I heard an explanation of this midrash as follows: Moshe’s question is almost childlike, filled with a state of wonder and innocence. “How can this be?” he asks simply. Hashem answers Moshe’s question: “It is not consumed because I am in it.”

I can imagine a similar unassuming exchange between a parent and a curious child.
“Abba, what makes an ant move?”
“Hashem gives him his life just like Hashem gives life to you and me.”

Though the exchange is one of innocence and simplicity, it resonates with tremendous preciousness and depth. The notion that Hashem is the One who fills all of existence, and Hashem is constantly bestowing life on all of creation is a matter of tremendous complexity. The philosophical issues surrounding such statements, and the understanding of how such a relationship occurs has fascinated sages throughout the centuries, and has filled libraries with its discussion.

Yet simple words can fill us with a deep consciousness beyond the level of logic and complexity. At the most basic level there is nothing other than Hashem. As important as it is to understand the depth of that statement with the intellectual abilities that Hashem has granted us, it is equally important to contemplate with childlike simplicity that Hashem simply is.

Saturday, April 3, 2010

Sefirat HaOmer: Counting Up to Mt. Sinai

The first evening after the Seder Night, the Torah presents us with the following mitzvah:

“And you should count for yourselves from the day after Passover, from the day that you will bring the barley offering (omer in Hebrew), count seven complete weeks, until after the seventh week, count fifty days” (Vayikra 23:15).

From this passage we learn two mitzvot: the first is the priestly obligation to bring a special barley offering in the Temple each evening beginning from the sixteenth of the month of Nissan for fifty consecutive days, until the holiday of Shavuot.

The second is a seemingly bizarre mitzvah, called Sefirat HaOmer, or the Counting of the Barley Offering. Every Jew is told to count each day that the barley offering is consumed on the Temple altar. Even though we have no Temple to offer sacrifices today, we still count at the end of the evening prayer service, along with a special blessing made in conjunction with the counting, till Shavuot fifty days later.

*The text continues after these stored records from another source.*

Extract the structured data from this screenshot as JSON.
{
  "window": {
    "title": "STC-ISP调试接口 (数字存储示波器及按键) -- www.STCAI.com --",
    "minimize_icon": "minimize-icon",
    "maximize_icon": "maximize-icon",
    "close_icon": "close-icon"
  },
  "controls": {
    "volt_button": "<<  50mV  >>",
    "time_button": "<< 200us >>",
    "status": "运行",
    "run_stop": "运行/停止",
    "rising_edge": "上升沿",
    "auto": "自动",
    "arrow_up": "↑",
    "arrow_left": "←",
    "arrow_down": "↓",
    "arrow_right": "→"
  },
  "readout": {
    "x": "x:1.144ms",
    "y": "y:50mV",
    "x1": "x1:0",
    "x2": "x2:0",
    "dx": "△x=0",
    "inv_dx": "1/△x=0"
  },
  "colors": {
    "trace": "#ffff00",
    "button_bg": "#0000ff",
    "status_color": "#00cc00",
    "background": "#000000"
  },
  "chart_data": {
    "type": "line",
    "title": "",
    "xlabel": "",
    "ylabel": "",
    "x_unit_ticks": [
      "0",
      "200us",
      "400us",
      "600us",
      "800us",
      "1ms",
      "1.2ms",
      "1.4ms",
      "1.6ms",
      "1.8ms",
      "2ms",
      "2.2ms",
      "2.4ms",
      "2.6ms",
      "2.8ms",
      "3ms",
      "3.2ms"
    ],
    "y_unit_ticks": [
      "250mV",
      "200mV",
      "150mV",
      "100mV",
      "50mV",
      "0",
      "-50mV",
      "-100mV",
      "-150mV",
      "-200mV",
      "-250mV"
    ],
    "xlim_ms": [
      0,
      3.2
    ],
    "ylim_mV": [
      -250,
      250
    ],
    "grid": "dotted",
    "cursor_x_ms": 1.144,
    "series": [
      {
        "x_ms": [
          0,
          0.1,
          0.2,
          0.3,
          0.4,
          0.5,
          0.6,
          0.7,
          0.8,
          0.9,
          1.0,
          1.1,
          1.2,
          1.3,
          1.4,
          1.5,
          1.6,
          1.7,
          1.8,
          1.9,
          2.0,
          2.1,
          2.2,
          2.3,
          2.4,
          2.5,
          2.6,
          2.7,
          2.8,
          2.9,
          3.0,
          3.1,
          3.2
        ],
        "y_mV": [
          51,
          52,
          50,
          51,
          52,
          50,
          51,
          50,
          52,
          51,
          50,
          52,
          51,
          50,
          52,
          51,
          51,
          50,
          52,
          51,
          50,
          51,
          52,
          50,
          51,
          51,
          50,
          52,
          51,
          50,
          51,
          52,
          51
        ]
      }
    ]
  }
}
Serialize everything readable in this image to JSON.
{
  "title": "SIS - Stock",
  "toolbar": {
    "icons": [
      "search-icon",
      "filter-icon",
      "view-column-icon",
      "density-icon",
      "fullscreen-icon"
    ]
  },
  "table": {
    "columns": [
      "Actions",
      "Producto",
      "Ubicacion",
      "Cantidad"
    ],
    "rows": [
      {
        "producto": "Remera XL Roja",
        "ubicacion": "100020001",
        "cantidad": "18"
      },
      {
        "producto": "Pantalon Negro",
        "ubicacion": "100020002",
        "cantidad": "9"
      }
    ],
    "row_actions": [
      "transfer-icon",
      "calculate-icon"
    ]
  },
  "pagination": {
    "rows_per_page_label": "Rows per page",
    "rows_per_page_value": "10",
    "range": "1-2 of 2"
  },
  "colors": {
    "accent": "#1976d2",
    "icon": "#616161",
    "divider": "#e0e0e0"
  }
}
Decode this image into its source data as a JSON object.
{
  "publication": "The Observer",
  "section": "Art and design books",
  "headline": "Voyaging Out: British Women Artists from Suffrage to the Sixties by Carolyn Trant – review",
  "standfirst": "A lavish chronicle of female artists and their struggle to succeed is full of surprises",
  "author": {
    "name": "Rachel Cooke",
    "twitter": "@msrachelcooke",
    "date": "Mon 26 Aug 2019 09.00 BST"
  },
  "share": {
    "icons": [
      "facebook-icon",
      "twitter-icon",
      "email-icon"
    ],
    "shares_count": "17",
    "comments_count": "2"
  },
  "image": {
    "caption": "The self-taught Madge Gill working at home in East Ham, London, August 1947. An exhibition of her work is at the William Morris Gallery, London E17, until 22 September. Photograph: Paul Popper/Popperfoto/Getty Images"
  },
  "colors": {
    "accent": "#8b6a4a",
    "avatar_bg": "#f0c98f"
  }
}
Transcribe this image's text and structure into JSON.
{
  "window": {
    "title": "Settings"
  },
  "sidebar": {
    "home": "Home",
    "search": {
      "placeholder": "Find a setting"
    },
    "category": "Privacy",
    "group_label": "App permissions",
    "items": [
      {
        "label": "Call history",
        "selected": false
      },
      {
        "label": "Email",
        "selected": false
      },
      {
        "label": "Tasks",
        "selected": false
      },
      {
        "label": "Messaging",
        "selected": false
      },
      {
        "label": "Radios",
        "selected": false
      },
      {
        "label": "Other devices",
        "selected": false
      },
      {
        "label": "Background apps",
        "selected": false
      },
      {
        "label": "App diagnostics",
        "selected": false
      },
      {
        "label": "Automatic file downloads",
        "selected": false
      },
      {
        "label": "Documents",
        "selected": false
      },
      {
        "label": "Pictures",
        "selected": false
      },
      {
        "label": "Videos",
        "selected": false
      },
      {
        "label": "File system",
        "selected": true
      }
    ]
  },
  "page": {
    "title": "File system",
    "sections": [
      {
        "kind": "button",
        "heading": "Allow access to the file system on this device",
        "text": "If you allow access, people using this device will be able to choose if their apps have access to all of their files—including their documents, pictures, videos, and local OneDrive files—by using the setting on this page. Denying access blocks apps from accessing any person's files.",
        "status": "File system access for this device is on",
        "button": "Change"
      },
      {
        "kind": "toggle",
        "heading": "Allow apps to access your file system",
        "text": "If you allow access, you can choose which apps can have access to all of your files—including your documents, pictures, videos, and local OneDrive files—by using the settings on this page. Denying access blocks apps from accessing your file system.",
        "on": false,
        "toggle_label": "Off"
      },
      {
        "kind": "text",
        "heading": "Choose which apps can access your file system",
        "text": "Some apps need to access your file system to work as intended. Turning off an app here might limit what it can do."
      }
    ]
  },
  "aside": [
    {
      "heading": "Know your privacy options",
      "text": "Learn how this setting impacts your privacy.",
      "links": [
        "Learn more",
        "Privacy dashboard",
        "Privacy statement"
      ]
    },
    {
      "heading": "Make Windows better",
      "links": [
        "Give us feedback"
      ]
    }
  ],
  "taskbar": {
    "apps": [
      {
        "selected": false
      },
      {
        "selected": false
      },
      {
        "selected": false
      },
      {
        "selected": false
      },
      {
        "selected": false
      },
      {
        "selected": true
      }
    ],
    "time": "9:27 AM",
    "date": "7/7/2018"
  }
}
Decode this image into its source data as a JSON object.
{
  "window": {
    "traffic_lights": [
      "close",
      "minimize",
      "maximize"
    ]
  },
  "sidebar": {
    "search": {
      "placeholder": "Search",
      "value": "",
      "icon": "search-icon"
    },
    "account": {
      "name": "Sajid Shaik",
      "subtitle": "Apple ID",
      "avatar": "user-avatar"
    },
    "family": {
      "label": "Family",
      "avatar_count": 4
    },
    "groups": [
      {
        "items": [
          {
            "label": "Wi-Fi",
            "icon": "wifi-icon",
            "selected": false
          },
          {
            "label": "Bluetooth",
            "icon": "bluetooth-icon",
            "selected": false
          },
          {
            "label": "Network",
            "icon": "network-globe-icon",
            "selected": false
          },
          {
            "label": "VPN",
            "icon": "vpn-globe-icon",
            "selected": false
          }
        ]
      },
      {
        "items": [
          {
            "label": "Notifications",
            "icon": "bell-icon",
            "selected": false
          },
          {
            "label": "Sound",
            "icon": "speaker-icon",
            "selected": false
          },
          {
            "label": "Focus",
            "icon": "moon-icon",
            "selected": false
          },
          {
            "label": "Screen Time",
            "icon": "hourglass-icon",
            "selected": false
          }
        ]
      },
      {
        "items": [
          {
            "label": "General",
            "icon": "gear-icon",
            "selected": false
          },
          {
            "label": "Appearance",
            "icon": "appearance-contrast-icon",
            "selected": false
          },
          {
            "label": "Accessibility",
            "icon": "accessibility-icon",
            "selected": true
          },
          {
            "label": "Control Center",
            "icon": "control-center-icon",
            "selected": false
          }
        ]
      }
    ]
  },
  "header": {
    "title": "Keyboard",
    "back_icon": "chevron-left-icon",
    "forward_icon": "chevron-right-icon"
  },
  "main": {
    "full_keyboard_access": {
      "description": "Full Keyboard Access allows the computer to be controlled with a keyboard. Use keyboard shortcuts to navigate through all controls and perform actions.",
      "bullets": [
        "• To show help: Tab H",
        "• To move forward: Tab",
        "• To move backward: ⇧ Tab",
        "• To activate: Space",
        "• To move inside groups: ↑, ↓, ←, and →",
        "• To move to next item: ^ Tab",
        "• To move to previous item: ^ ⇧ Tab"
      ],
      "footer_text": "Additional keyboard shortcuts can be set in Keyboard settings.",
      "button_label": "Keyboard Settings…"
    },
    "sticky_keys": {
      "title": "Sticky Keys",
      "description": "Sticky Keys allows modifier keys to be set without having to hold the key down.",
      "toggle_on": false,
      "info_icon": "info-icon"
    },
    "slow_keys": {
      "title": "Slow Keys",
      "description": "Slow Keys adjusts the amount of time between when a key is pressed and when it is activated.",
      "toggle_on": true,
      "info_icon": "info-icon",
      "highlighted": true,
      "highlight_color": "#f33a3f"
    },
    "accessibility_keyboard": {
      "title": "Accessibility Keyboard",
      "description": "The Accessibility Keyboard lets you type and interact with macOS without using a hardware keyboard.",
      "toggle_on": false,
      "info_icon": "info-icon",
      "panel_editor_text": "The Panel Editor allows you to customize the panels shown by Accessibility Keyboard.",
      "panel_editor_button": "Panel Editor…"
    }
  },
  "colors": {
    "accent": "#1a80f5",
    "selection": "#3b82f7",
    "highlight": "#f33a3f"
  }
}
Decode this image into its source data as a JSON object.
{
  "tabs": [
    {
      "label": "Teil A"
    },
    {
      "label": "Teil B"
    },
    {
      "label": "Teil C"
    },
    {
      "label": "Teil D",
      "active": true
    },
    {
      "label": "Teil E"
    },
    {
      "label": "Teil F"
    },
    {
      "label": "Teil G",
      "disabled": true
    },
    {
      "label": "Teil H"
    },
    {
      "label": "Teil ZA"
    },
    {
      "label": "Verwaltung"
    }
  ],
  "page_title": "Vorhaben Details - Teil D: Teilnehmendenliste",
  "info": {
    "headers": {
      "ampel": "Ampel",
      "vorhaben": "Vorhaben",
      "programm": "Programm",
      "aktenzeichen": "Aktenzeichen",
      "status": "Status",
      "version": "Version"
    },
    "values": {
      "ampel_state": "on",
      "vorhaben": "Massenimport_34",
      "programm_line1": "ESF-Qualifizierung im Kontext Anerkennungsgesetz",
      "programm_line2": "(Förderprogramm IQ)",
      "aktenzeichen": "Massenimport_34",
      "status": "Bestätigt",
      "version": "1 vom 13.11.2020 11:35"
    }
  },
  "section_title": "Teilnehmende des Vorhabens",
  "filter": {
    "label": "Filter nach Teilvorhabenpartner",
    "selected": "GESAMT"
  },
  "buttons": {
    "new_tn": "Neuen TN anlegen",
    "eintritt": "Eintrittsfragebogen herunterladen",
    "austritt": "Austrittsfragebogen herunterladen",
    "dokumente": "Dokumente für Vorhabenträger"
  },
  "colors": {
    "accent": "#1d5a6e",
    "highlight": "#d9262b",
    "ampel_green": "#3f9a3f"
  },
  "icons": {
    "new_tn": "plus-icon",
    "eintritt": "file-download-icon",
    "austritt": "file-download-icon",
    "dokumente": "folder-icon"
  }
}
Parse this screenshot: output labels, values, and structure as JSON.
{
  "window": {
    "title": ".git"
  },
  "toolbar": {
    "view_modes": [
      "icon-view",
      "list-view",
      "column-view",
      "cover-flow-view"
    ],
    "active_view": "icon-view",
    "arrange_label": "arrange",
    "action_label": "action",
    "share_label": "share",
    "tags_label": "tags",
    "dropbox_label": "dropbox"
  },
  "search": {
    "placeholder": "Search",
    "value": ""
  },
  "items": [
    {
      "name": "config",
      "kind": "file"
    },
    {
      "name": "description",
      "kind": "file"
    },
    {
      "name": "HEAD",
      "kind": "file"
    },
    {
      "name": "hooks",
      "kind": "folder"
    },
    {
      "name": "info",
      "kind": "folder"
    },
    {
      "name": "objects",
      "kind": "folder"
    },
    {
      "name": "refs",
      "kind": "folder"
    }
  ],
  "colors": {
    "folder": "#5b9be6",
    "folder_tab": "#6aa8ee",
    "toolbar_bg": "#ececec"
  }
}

The meaning behind this mitzvah of counting is not revealed in the passage. One midrash (quoted in a respona of the Rashbah) explains it as follows:

“When Moses told the Nation of Israel that they were going to serve Hashem on Mount Sinai, the Nation responded, ‘Moses our Teacher, when is this going to happen?’ He answered them, ‘Fifty days from now.’ Afterwards, each person counted the days to himself (until the time of serving Hashem at Mount Sinai). Therefore, the Sages set as a custom that each Jew should count the fifty days for himself.”

The midrash illustrates the great longing that the Nation felt after being told of the opportunity to serve Hashem. There was a deep anticipation, almost an obsession, with Mount Sinai, so much so that every day their longing grew stronger and stronger.

As we count the omer each evening, we also can experience this sense of longing. The anticipation for our personal receiving of the Torah on Shavuot can inspire our daily rituals, and motivate new goals in personal and character growth. These days leading up to Shavuot are auspicious times for this type of work, and we should attempt to maximize them with focus and excitement.